Using a Starter Fertilizer
The term starter fertilizer refers to a practice, not a material. Starter fertilizer is placed strategically near seed so that it is readily available. This practice improves early seedling growth during cool growing conditions and can help produce earlier-maturing and higher-yielding crops.
Cool, wet soils (even high-fertility soils) reduce root growth and mobility of nutrients, especially phosphorus, thus limiting the availability of soil nutrients to the seedling plant with its very small root system.
To achieve the starter effect, place the planter fertilizer so as to give the roots ready access to the fertilizer while protecting the seed from fertilizer damage. The standard placement, 2 inches beside and 2 inches below the seed, meets the above criteria for a wide range of materials and rates. For this placement, the material should contain less than 30 pounds of nitrogen as urea, and the rate should supply no more than 60 to 70 pounds of nitrogen plus potash per acre. Generally, high rates of starter fertilizer are not necessary. There is more potential for problems from too much starter fertilizer than from too little. By reducing the rate of starter fertilizer and using the proper materials, you can reduce the distance between the fertilizer and seed from the 2-by-2-inch placement.
When you have reduced the distance to the point where you are placing the fertilizer directly along with the seed (pop-up), make sure the application rate supplies no more than 10 pounds of total nitrogen plus potash. Improper placement or excessive rates of starter fertilizer injure seedlings and reduce stands.

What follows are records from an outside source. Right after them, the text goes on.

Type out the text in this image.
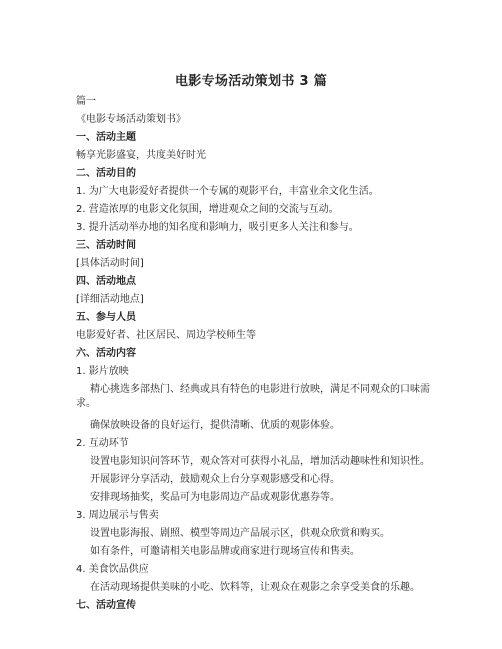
电影专场活动策划书 3 篇
篇一
《电影专场活动策划书》
一、活动主题
畅享光影盛宴，共度美好时光
二、活动目的
1. 为广大电影爱好者提供一个专属的观影平台，丰富业余文化生活。
2. 营造浓厚的电影文化氛围，增进观众之间的交流与互动。
3. 提升活动举办地的知名度和影响力，吸引更多人关注和参与。
三、活动时间
[具体活动时间]
四、活动地点
[详细活动地点]
五、参与人员
电影爱好者、社区居民、周边学校师生等
六、活动内容
1. 影片放映
精心挑选多部热门、经典或具有特色的电影进行放映，满足不同观众的口味需求。
确保放映设备的良好运行，提供清晰、优质的观影体验。
2. 互动环节
设置电影知识问答环节，观众答对可获得小礼品，增加活动趣味性和知识性。
开展影评分享活动，鼓励观众上台分享观影感受和心得。
安排现场抽奖，奖品可为电影周边产品或观影优惠券等。
3. 周边展示与售卖
设置电影海报、剧照、模型等周边产品展示区，供观众欣赏和购买。
如有条件，可邀请相关电影品牌或商家进行现场宣传和售卖。
4. 美食饮品供应
在活动现场提供美味的小吃、饮料等，让观众在观影之余享受美食的乐趣。
七、活动宣传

Limited soil moisture during germination and seedling emergence increases the chance of seedling injury.
Placing starter fertilizer on the soil surface either over or beside the row will reduce its effectiveness in stimulating early-season growth.
Apply 100 to 300 pounds per acre. The data in Table 1.4-6 show the corn yield response from starter fertilizer in a recent three-year study on soils testing high in P. Early season growth was improved with both N and P fertilizers, but grain yields were similar.
The ideal starter fertilizer depends on existing soil nutrient levels. On soils with optimum or low P and K levels, a good complete starter fertilizer should contain a high percentage of P2O5; for example, N-P2O5-K2O ratios of 1-2-1, 1-3-1, 1-4-2, or 1-5-0 are common. Where P levels are high, increasing the N and decreasing the P in the starter should be considered. Often some starter response in these soils can be achieved with N alone and thus reduce the N recommendation. If N is increased in the starter or if you use an N only starter, ammonium sulfate is the preferred material. Be careful using urea in a starter because there is some risk of seedling injury, and keep 2-by-2 rates to less than 30 pounds of nitrogen as urea or move the placement more off the row to 4 inches. Monoammonium phosphate (MAP) is preferred over diammonium phosphate (DAP) as a starter fertilizer ingredient. Both dry and liquid fertilizer materials perform well.
Crop requirements for phosphate can be met by band applying all the phosphate in the starter fertilizer. Do not allow the nitrogen plus potash in this starter application to exceed 60 to 70 total pounds per acre.
When planting early or on soils with marginal potash levels, a starter fertilizer containing some potash is recommended. Some research has shown benefits to adding K to the starter in no-till soils, even at optimum K levels.
Micronutrients and secondary (Ca, Mg, and S) nutrients usually are not necessary in starter fertilizers unless you have strong reason to suspect nutrient deficiencies based on plant symptoms or analysis.